Coroner Demands Wales-Wide Action After Tragic Death of Four-Year-Old Girl
A coroner has issued an urgent safety warning to every health board in Wales following the tragic death of a four-year-old girl, after medical staff were unable to quickly locate a life-saving adrenaline shot during critical resuscitation efforts. Summer Rae Mant, described by her family as an 'adventurous, fun-loving' child, suffered irreversible brain damage and died six months later, an inquest has revealed.

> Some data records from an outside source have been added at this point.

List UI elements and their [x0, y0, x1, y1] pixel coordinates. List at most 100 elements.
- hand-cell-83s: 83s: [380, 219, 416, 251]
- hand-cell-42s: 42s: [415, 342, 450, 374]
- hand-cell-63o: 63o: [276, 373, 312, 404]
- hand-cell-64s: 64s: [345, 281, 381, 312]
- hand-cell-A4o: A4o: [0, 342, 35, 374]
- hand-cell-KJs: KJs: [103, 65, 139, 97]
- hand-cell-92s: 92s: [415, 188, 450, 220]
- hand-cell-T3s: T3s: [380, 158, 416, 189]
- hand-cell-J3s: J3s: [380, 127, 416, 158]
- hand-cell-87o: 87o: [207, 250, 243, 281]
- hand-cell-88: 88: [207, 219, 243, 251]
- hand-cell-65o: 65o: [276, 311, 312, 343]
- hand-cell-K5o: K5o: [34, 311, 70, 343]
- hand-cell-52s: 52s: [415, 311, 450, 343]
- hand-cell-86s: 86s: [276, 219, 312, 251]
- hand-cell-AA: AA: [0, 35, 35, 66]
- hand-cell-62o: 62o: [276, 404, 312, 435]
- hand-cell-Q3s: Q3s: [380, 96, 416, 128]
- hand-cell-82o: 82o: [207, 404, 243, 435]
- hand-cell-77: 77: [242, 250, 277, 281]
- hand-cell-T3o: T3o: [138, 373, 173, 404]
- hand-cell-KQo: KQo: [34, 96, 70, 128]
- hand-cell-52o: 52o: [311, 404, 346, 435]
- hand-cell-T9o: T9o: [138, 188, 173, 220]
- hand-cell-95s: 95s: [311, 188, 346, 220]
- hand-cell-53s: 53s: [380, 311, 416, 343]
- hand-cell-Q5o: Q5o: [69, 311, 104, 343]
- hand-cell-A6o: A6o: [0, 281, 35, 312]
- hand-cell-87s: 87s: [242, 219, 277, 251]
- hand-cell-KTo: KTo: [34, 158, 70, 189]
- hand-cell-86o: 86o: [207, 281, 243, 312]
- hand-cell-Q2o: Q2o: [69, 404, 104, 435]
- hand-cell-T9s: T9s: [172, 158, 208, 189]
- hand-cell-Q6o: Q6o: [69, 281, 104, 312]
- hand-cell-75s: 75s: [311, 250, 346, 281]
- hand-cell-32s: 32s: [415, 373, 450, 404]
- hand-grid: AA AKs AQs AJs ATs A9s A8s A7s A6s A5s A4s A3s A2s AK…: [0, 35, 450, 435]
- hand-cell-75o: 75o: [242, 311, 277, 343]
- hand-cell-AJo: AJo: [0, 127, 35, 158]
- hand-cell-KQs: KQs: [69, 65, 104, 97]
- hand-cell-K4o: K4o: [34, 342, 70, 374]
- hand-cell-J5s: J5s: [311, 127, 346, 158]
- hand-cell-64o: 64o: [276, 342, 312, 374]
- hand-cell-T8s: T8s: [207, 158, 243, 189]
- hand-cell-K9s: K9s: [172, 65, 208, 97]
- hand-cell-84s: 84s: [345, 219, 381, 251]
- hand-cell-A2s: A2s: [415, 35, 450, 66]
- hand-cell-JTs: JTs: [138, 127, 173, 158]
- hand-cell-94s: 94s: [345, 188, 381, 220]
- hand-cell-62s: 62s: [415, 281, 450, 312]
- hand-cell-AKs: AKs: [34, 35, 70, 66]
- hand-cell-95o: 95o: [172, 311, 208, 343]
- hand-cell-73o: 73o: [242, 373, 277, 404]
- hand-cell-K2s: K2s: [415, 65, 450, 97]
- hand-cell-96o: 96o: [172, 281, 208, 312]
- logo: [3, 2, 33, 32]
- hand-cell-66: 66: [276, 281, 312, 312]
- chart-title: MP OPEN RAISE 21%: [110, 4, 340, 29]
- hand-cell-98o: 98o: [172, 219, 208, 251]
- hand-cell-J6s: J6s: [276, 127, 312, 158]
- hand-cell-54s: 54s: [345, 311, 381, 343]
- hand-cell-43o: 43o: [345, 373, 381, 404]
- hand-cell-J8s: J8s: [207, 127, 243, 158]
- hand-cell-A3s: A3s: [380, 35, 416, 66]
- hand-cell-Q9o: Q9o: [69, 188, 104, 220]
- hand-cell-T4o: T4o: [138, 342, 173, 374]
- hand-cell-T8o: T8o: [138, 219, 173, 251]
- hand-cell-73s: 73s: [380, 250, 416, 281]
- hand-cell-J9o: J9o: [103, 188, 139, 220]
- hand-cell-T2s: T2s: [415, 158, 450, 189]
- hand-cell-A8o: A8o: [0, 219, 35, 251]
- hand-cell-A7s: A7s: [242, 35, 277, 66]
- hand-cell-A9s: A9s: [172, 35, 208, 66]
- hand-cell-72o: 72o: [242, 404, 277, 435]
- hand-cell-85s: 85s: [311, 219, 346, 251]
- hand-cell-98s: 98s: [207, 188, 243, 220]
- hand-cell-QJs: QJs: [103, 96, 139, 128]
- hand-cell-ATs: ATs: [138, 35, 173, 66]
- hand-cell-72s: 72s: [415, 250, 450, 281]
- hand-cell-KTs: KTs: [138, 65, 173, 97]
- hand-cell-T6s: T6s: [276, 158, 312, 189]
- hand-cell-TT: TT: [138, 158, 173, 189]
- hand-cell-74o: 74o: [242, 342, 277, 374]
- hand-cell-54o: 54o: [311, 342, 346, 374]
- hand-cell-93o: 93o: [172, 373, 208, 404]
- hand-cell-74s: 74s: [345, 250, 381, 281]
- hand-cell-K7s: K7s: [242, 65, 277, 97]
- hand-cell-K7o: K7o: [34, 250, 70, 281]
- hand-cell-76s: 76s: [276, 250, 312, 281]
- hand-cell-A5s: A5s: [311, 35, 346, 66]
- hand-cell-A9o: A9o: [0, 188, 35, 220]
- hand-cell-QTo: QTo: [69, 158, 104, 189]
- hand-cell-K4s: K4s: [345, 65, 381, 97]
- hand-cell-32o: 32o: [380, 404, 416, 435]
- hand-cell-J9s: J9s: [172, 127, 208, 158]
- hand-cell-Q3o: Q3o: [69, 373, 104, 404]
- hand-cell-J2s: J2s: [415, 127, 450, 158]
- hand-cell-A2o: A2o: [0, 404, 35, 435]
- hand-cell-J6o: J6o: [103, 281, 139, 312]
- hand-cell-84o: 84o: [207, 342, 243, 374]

Hospital Incident and Critical Failures
Medical staff at Prince Charles Hospital in Merthyr Tydfil, South Wales, did not have speedy access to adrenaline when attempting to resuscitate Summer after she experienced cardiac arrest. Coroner Rachel Knight has now written to all Welsh health boards demanding immediate action to prevent similar deaths in future.
The coroner's report highlighted 'missed opportunities and sub-optimal care' during the incident. Summer, who was born with the extremely rare Mirage syndrome affecting her ability to fight infections, was admitted to hospital in March 2024 with a severe chest infection and virus.
Sequence of Events Leading to Tragedy
As medical staff attempted to switch Summer from one air flow machine to another, her blood oxygen levels dropped rapidly, triggering cardiac arrest. During subsequent intubation attempts, oxygen flow was interrupted for 'up to eight minutes', leading to a second cardiac arrest.
Although Summer was eventually resuscitated, she sustained irreversible brain injury and never made meaningful recovery despite being transferred to paediatric intensive care units in both Bristol and Cardiff. She died of multi-organ failure on September 21, 2024, at Tŷ Hafan children's hospice in Penarth.
Coroner's Critical Findings and Recommendations
Coroner Knight expressed particular alarm about the delay in obtaining adrenaline during resuscitation and identified significant inadequacies in hospital procedures. 'The incident occurred at night and involved skeleton staff including junior doctors fairly new to the hospital,' she noted.
The coroner determined that the delay likely resulted from the absence of standardised crash trolleys across hospitals. These trolleys carry life-saving equipment for medical emergencies, but junior doctors rotating between different hospitals encounter varying setups, causing confusion during time-critical moments.
Issuing a formal Prevention of Future Deaths notice, Knight concluded: 'In my opinion there is a risk that future deaths will occur unless action is taken.' She recommended implementing a single standardised version of each type of crash trolley across all hospitals where junior doctors rotate, to minimise confusion during emergencies.
Family's Heartbreak and Legal Response
Katie Wile, clinical negligence solicitor from Slater and Gordon representing Summer's family, stated: 'The failures identified by the coroner lay bare that Summer should never have gone through what she did. Summer's death has absolutely devastated her family.'
During Summer's final months, a Gofundme campaign raised over £5,000 to support her parents financially. Her grandparents remembered her as 'a happy, adventurous, loving, cheeky, playful and very active child who had overcome so many obstacles' and noted she had recently begun eating orally, talking, and gaining independence.
Health Board Response and Ongoing Actions
A spokesperson for Cwm Taf Morgannwg University Health Board, which operates Prince Charles Hospital, offered sincere condolences to Summer's family and confirmed: 'Alongside health boards across Wales we are taking forward the learning from this case to make necessary improvements within our hospitals.'
The inquest, held in February by South Wales Central Coroner Rachel Knight, concluded Summer died of multiple organ failure. While the coroner acknowledged she couldn't determine the precise contribution of various factors, she emphasised the critical need for systemic changes to prevent similar tragedies.